Commercial Law · Legal Maxim

Warehouse Receipt

Quick Answer

What does the legal maxim "Warehouse Receipt" mean?

A warehouse receipt is a document that serves as a receipt for goods stored in a warehouse. It provides details about the goods, including quantity and condition, and represents ownership or a claim over the goods during the storage period.
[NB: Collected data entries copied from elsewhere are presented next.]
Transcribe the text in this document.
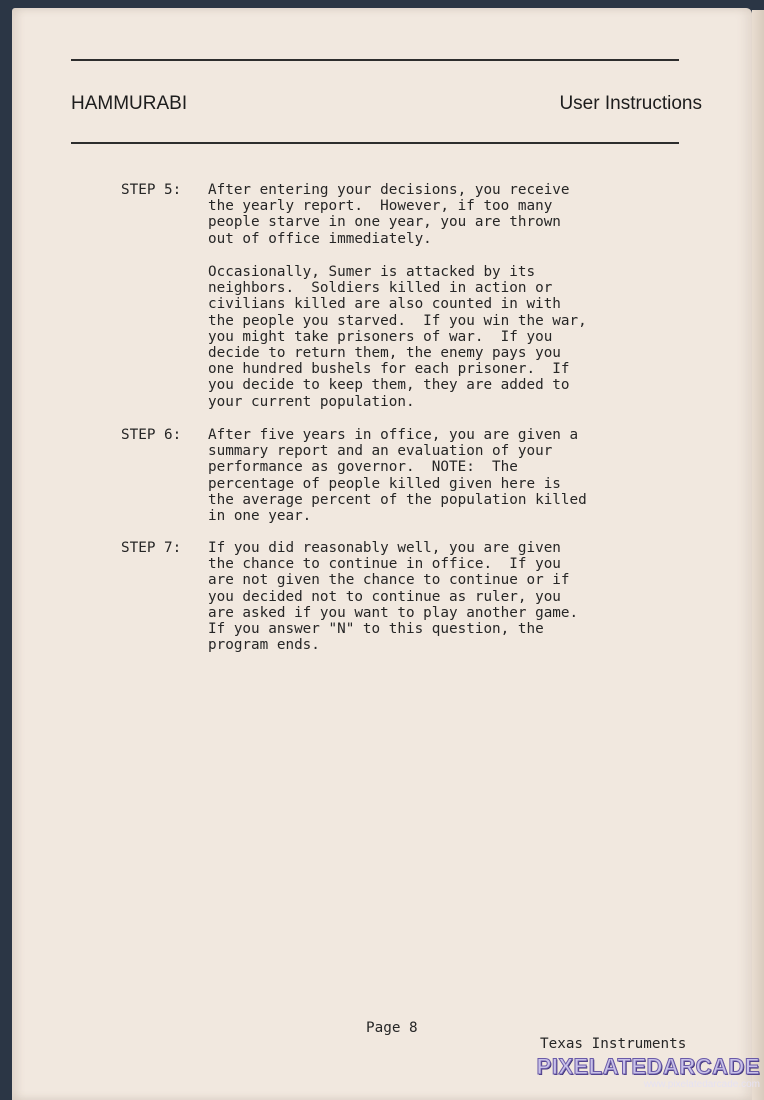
HAMMURABI	User Instructions
STEP 5: After entering your decisions, you receive
the yearly report.  However, if too many
people starve in one year, you are thrown
out of office immediately.
Occasionally, Sumer is attacked by its
neighbors.  Soldiers killed in action or
civilians killed are also counted in with
the people you starved.  If you win the war,
you might take prisoners of war.  If you
decide to return them, the enemy pays you
one hundred bushels for each prisoner.  If
you decide to keep them, they are added to
your current population.
STEP 6: After five years in office, you are given a
summary report and an evaluation of your
performance as governor.  NOTE:  The
percentage of people killed given here is
the average percent of the population killed
in one year.
STEP 7: If you did reasonably well, you are given
the chance to continue in office.  If you
are not given the chance to continue or if
you decided not to continue as ruler, you
are asked if you want to play another game.
If you answer "N" to this question, the
program ends.
Page 8
Texas Instruments
PIXELATEDARCADE
www.pixelatedarcade.com
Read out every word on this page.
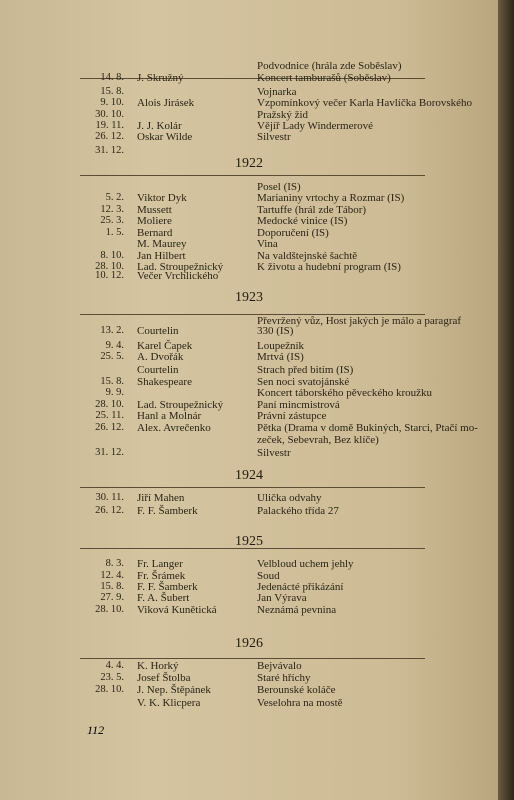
Podvodnice (hrála zde Soběslav)
14. 8. J. Skružný	Koncert tamburašů (Soběslav)
15. 8.	Vojnarka
9. 10. Alois Jirásek	Vzpomínkový večer Karla Havlíčka Borovského
30. 10.	Pražský žid
19. 11. J. J. Kolár	Vějíř Lady Windermerové
26. 12. Oskar Wilde	Silvestr
31. 12.
1922
Posel (IS)
5. 2. Viktor Dyk	Marianiny vrtochy a Rozmar (IS)
12. 3. Mussett	Tartuffe (hrál zde Tábor)
25. 3. Moliere	Medocké vinice (IS)
1. 5. Bernard	Doporučení (IS)
M. Maurey	Vina
8. 10. Jan Hilbert	Na valdštejnské šachtě
28. 10. Lad. Stroupežnický	K životu a hudební program (IS)
10. 12. Večer Vrchlického
1923
Převržený vůz, Host jakých je málo a paragraf
13. 2. Courtelin	330 (IS)
9. 4. Karel Čapek	Loupežník
25. 5. A. Dvořák	Mrtvá (IS)
Courtelin	Strach před bitím (IS)
15. 8. Shakespeare	Sen noci svatojánské
9. 9.	Koncert táborského pěveckého kroužku
28. 10. Lad. Stroupežnický	Paní mincmistrová
25. 11. Hanl a Molnár	Právní zástupce
26. 12. Alex. Avrečenko	Pětka (Drama v domě Bukiných, Starci, Ptačí mo-
zeček, Sebevrah, Bez klíče)
31. 12.	Silvestr
1924
30. 11. Jiří Mahen	Ulička odvahy
26. 12. F. F. Šamberk	Palackého třída 27
1925
8. 3. Fr. Langer	Velbloud uchem jehly
12. 4. Fr. Šrámek	Soud
15. 8. F. F. Šamberk	Jedenácté přikázání
27. 9. F. A. Šubert	Jan Výrava
28. 10. Viková Kunětická	Neznámá pevnina
1926
4. 4. K. Horký	Bejvávalo
23. 5. Josef Štolba	Staré hříchy
28. 10. J. Nep. Štěpánek	Berounské koláče
V. K. Klicpera	Veselohra na mostě
112
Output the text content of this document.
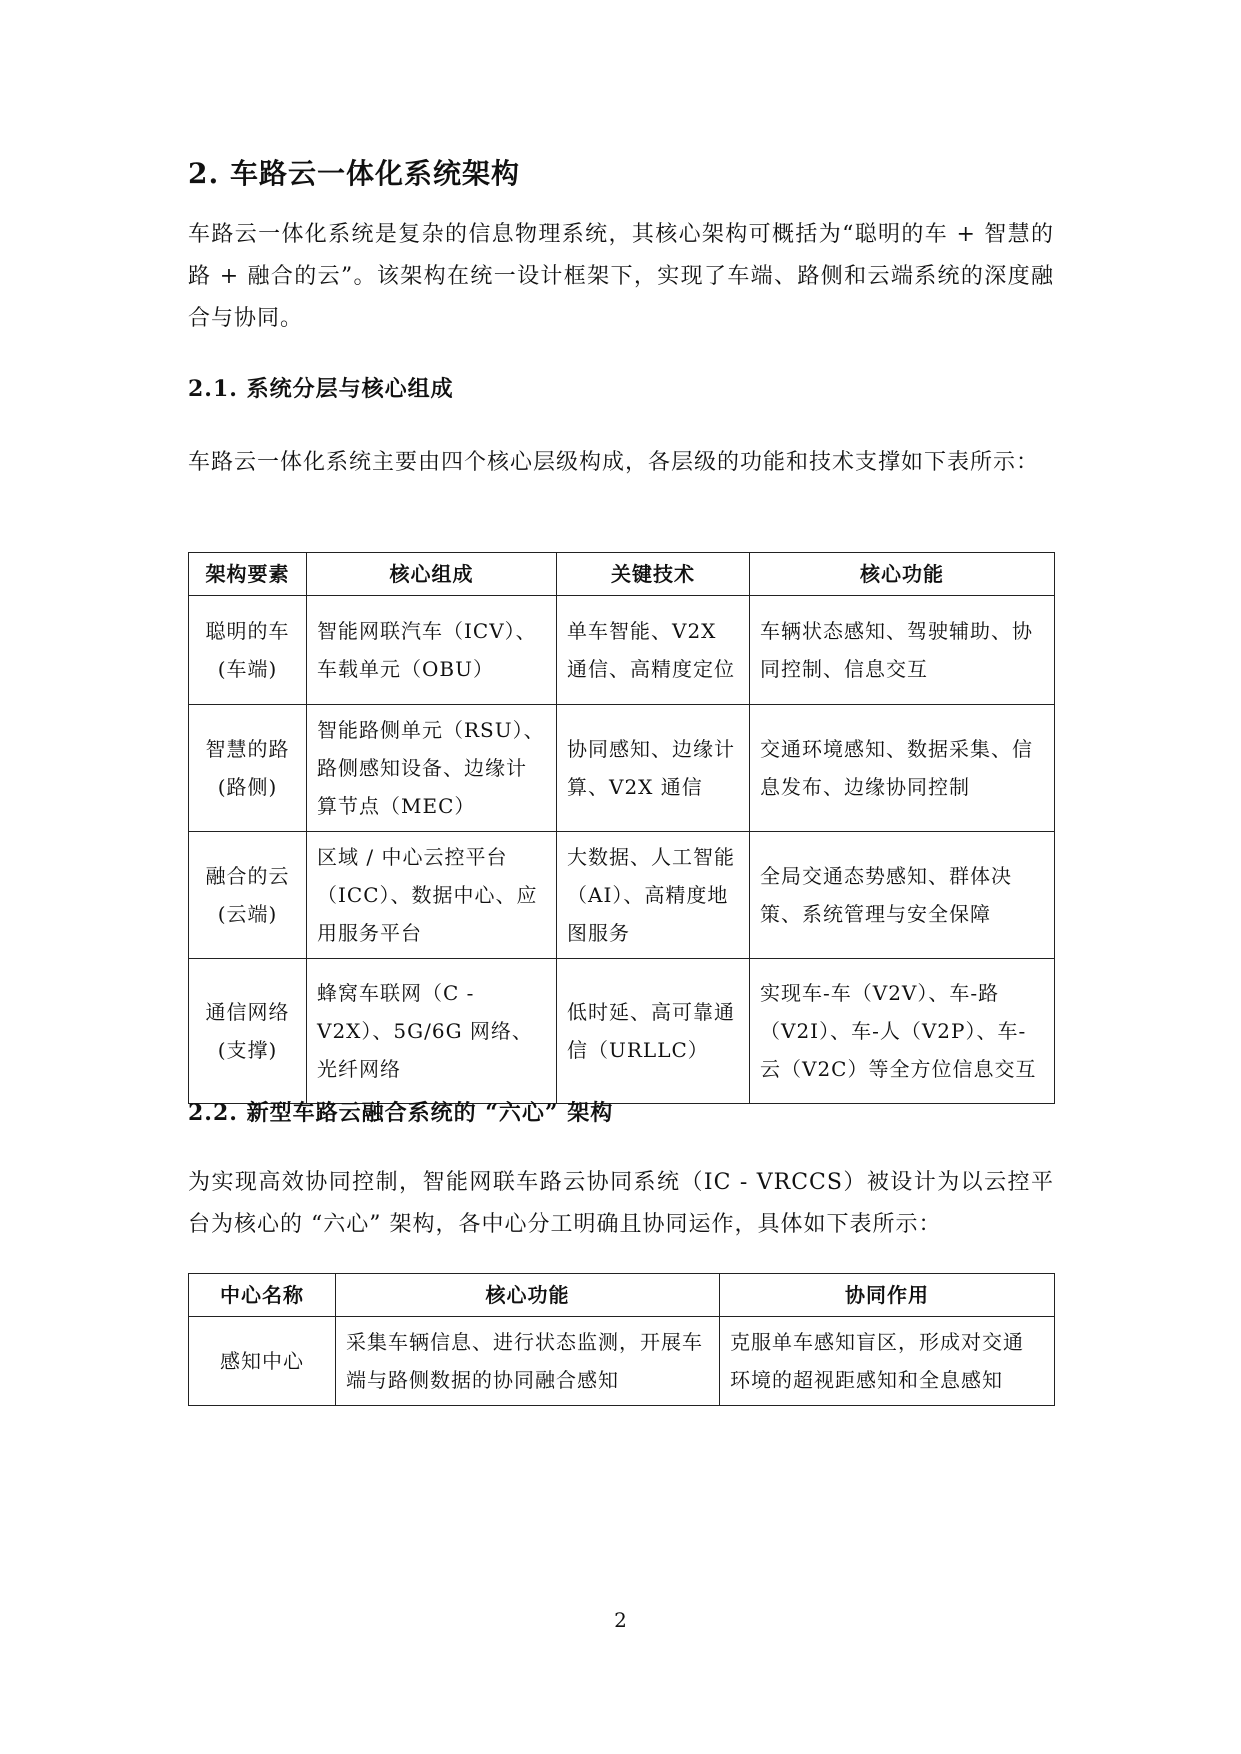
2. 车路云一体化系统架构

车路云一体化系统是复杂的信息物理系统，其核心架构可概括为“聪明的车 + 智慧的路 + 融合的云”。该架构在统一设计框架下，实现了车端、路侧和云端系统的深度融合与协同。

2.1. 系统分层与核心组成

车路云一体化系统主要由四个核心层级构成，各层级的功能和技术支撑如下表所示：

架构要素	核心组成	关键技术	核心功能
聪明的车
(车端)	智能网联汽车（ICV）、车载单元（OBU）	单车智能、V2X 通信、高精度定位	车辆状态感知、驾驶辅助、协同控制、信息交互
智慧的路
(路侧)	智能路侧单元（RSU）、路侧感知设备、边缘计算节点（MEC）	协同感知、边缘计算、V2X 通信	交通环境感知、数据采集、信息发布、边缘协同控制
融合的云
(云端)	区域 / 中心云控平台（ICC）、数据中心、应用服务平台	大数据、人工智能（AI）、高精度地图服务	全局交通态势感知、群体决策、系统管理与安全保障
通信网络
(支撑)	蜂窝车联网（C - V2X）、5G/6G 网络、光纤网络	低时延、高可靠通信（URLLC）	实现车-车（V2V）、车-路（V2I）、车-人（V2P）、车-云（V2C）等全方位信息交互
2.2. 新型车路云融合系统的 “六心” 架构

为实现高效协同控制，智能网联车路云协同系统（IC - VRCCS）被设计为以云控平台为核心的 “六心” 架构，各中心分工明确且协同运作，具体如下表所示：

中心名称	核心功能	协同作用
感知中心	采集车辆信息、进行状态监测，开展车端与路侧数据的协同融合感知	克服单车感知盲区，形成对交通环境的超视距感知和全息感知
2
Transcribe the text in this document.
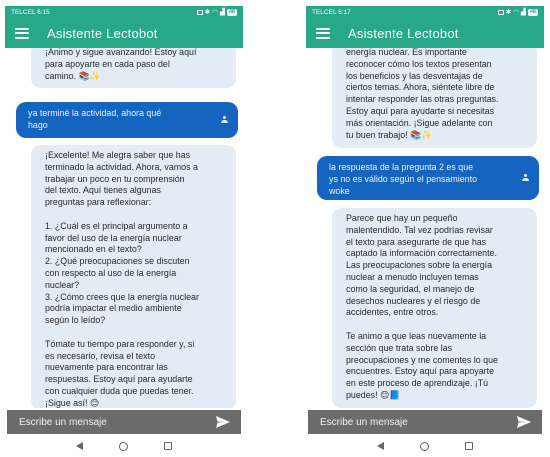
TELCEL 6:15	✱ ◠ ▟ 48
Asistente Lectobot

¡Ánimo y sigue avanzando! Estoy aquí
para apoyarte en cada paso del
camino. 📚✨

ya terminé la actividad, ahora qué
hago

¡Excelente! Me alegra saber que has
terminado la actividad. Ahora, vamos a
trabajar un poco en tu comprensión
del texto. Aquí tienes algunas
preguntas para reflexionar:

1. ¿Cuál es el principal argumento a
favor del uso de la energía nuclear
mencionado en el texto?
2. ¿Qué preocupaciones se discuten
con respecto al uso de la energía
nuclear?
3. ¿Cómo crees que la energía nuclear
podría impactar el medio ambiente
según lo leído?

Tómate tu tiempo para responder y, si
es necesario, revisa el texto
nuevamente para encontrar las
respuestas. Estoy aquí para ayudarte
con cualquier duda que puedas tener.
¡Sigue así! 😊

Escribe un mensaje
TELCEL 6:17	✱ ◠ ▟ 48
Asistente Lectobot

energía nuclear. Es importante
reconocer cómo los textos presentan
los beneficios y las desventajas de
ciertos temas. Ahora, siéntete libre de
intentar responder las otras preguntas.
Estoy aquí para ayudarte si necesitas
más orientación. ¡Sigue adelante con
tu buen trabajo! 📚✨

la respuesta de la pregunta 2 es que
ys no es válido según el pensamiento
woke

Parece que hay un pequeño
malentendido. Tal vez podrías revisar
el texto para asegurarte de que has
captado la información correctamente.
Las preocupaciones sobre la energía
nuclear a menudo incluyen temas
como la seguridad, el manejo de
desechos nucleares y el riesgo de
accidentes, entre otros.

Te animo a que leas nuevamente la
sección que trata sobre las
preocupaciones y me comentes lo que
encuentres. Estoy aquí para apoyarte
en este proceso de aprendizaje. ¡Tú
puedes! 😊📘

Escribe un mensaje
Source: Commercial Law · Legal Maxim

Definition

A warehouse receipt is a document that serves as a receipt for goods stored in a warehouse. It provides details about the goods, including quantity and condition, and represents ownership or a claim over the goods during the storage period.

Origin

Warehouse receipts originated from the need to document the storage of goods in warehouses, transforming a physical possession into a negotiable instrument. They have historical roots in the mercantile practices of the 18th century as trade expanded.

Modern Application

In modern law, warehouse receipts are essential for the regulation of the storage and transfer of goods and are often used in commercial transactions. They serve as collateral for loans and can be transferred, allowing for the negotiation of goods without physical delivery.

Examples
  • A company stores a shipment of electronics in a warehouse and receives a warehouse receipt that details the type and quantity of goods stored, which it can use to secure financing from a bank.
  • A retailer sells a large order of clothing but retains a warehouse receipt as evidence of ownership until the merchandise is delivered to the store.
Key Cases
  • Hobbs v. Barlow
  • Rouse v. H. G. Smith
Why This Matters

Law students should understand warehouse receipts as they represent crucial elements in the intersection of property law, commercial transactions, and secured transactions, showcasing practical applications of legal concepts in business.